週明け13日の香港市場は神経質な展開か。中東の和平協議の行方が見通せないなか、戦火の状況や原油相場に市場が反応する展開となりそうだ。米国とイランが11-12日にパキスタンで行った停戦交渉は合意に至らなかった。トランプ米大統領は12日、米海軍がエネルギー輸送の要衝であるホルムズ海峡で船舶の出入りを封鎖するプロセスに入ると明らかにした。「国際海域でイランに不当な通航料を支払った全ての船を捜索して阻止するよう海軍に命じた。イランが海峡に敷設した機雷の破壊も始める。我々や平和的な船舶を砲撃するイラン側は地獄に吹き飛ばされる!」と自身のSNSに投稿した。
ハンセン指数は前週末に反発し、終値は3月18日以来およそ3週間ぶりの高値だっただけに、利益確定売りが出やすい。また、14日には中国の3月の貿易統計が発表されるほか、週内に同月の金融統計、小売売上高、鉱工業生産、さらに1-3月期国内総生産(GDP)などが公表される予定結果を見極めたい投資家が積極的な売買を手控える可能性がある。

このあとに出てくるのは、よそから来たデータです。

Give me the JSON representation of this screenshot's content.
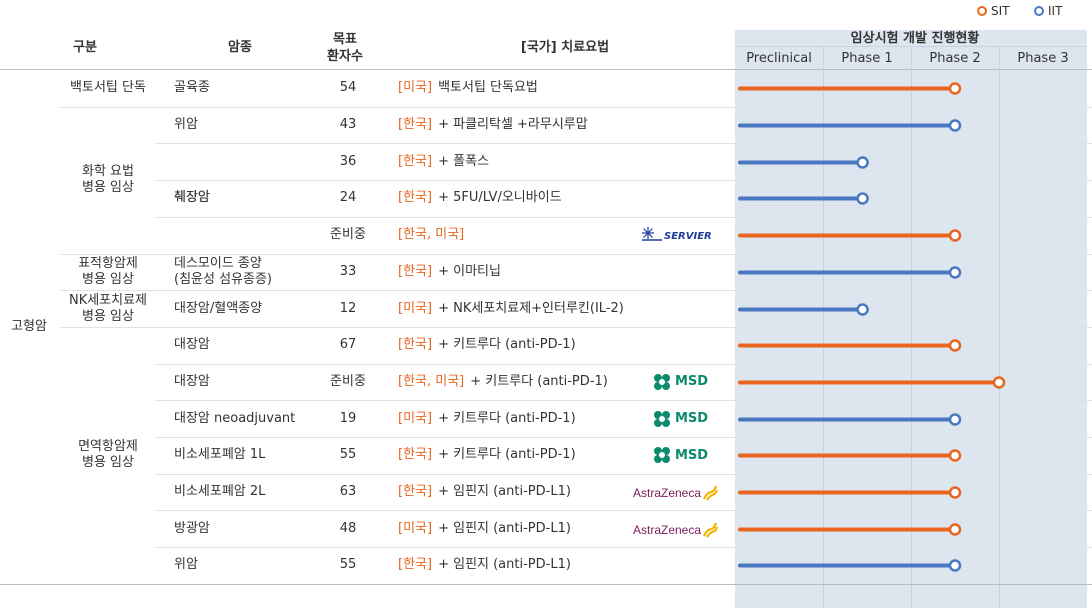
{
  "legend": {
    "sit": {
      "label": "SIT",
      "color": "#e8651f"
    },
    "iit": {
      "label": "IIT",
      "color": "#4a78c0"
    }
  },
  "header": {
    "category": "구분",
    "cancer": "암종",
    "target_line1": "목표",
    "target_line2": "환자수",
    "therapy": "[국가] 치료요법",
    "progress": "임상시험 개발 진행현황"
  },
  "chart_data": {
    "type": "bar",
    "title": "",
    "categories": [
      "Preclinical",
      "Phase 1",
      "Phase 2",
      "Phase 3"
    ],
    "xlabel": "",
    "ylabel": "",
    "xlim": [
      0,
      4
    ],
    "grid": true,
    "legend_position": "top-right",
    "series": [
      {
        "name": "SIT",
        "color": "#e8651f"
      },
      {
        "name": "IIT",
        "color": "#4a78c0"
      }
    ],
    "rows": [
      {
        "cancer": "골육종",
        "patients": "54",
        "country": "[미국]",
        "therapy": "백토서팁 단독요법",
        "type": "SIT",
        "progress": 2.5
      },
      {
        "cancer": "위암",
        "patients": "43",
        "country": "[한국]",
        "therapy": "+ 파클리탁셀 +라무시루맙",
        "type": "IIT",
        "progress": 2.5
      },
      {
        "cancer": "",
        "patients": "36",
        "country": "[한국]",
        "therapy": "+ 폴폭스",
        "type": "IIT",
        "progress": 1.45
      },
      {
        "cancer": "췌장암",
        "patients": "24",
        "country": "[한국]",
        "therapy": "+ 5FU/LV/오니바이드",
        "type": "IIT",
        "progress": 1.45
      },
      {
        "cancer": "",
        "patients": "준비중",
        "country": "[한국, 미국]",
        "therapy": "",
        "type": "SIT",
        "progress": 2.5,
        "logo": "servier"
      },
      {
        "cancer": "데스모이드 종양|(침윤성 섬유종증)",
        "patients": "33",
        "country": "[한국]",
        "therapy": "+ 이마티닙",
        "type": "IIT",
        "progress": 2.5
      },
      {
        "cancer": "대장암/혈액종양",
        "patients": "12",
        "country": "[미국]",
        "therapy": "+ NK세포치료제+인터루킨(IL-2)",
        "type": "IIT",
        "progress": 1.45
      },
      {
        "cancer": "대장암",
        "patients": "67",
        "country": "[한국]",
        "therapy": "+ 키트루다 (anti-PD-1)",
        "type": "SIT",
        "progress": 2.5
      },
      {
        "cancer": "대장암",
        "patients": "준비중",
        "country": "[한국, 미국]",
        "therapy": "+ 키트루다 (anti-PD-1)",
        "type": "SIT",
        "progress": 3.0,
        "logo": "msd"
      },
      {
        "cancer": "대장암 neoadjuvant",
        "patients": "19",
        "country": "[미국]",
        "therapy": "+ 키트루다 (anti-PD-1)",
        "type": "IIT",
        "progress": 2.5,
        "logo": "msd"
      },
      {
        "cancer": "비소세포폐암 1L",
        "patients": "55",
        "country": "[한국]",
        "therapy": "+ 키트루다 (anti-PD-1)",
        "type": "SIT",
        "progress": 2.5,
        "logo": "msd"
      },
      {
        "cancer": "비소세포폐암 2L",
        "patients": "63",
        "country": "[한국]",
        "therapy": "+ 임핀지 (anti-PD-L1)",
        "type": "SIT",
        "progress": 2.5,
        "logo": "astrazeneca"
      },
      {
        "cancer": "방광암",
        "patients": "48",
        "country": "[미국]",
        "therapy": "+ 임핀지 (anti-PD-L1)",
        "type": "SIT",
        "progress": 2.5,
        "logo": "astrazeneca"
      },
      {
        "cancer": "위암",
        "patients": "55",
        "country": "[한국]",
        "therapy": "+ 임핀지 (anti-PD-L1)",
        "type": "IIT",
        "progress": 2.5
      }
    ]
  },
  "groups_level1": [
    {
      "label": "고형암",
      "start": 0,
      "end": 13
    }
  ],
  "groups_level2": [
    {
      "label": "백토서팁 단독",
      "start": 0,
      "end": 0
    },
    {
      "label": "화학 요법|병용 임상",
      "start": 1,
      "end": 4
    },
    {
      "label": "표적항암제|병용 임상",
      "start": 5,
      "end": 5
    },
    {
      "label": "NK세포치료제|병용 임상",
      "start": 6,
      "end": 6
    },
    {
      "label": "면역항암제|병용 임상",
      "start": 7,
      "end": 13
    }
  ],
  "merged_cancer": [
    {
      "label": "췌장암",
      "start": 2,
      "end": 4
    }
  ],
  "logos": {
    "msd": "MSD",
    "astrazeneca": "AstraZeneca",
    "servier": "SERVIER"
  }
}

10日のNY株式相場は高安まちまち。ダウ平均が3日ぶりに反落した半面、ハイテク株主体のナスダック総合は8営業日続伸した。同日の香港株の米国預託証券(ADR)は、国際金融銘柄のHSBC(00005)とAIAグループ(01299)、不動産開発の華潤置地(01109)が香港終値を上回った半面、大型ネット株のテンセント(00700)とアリババ集団(09988)が下回って引けた。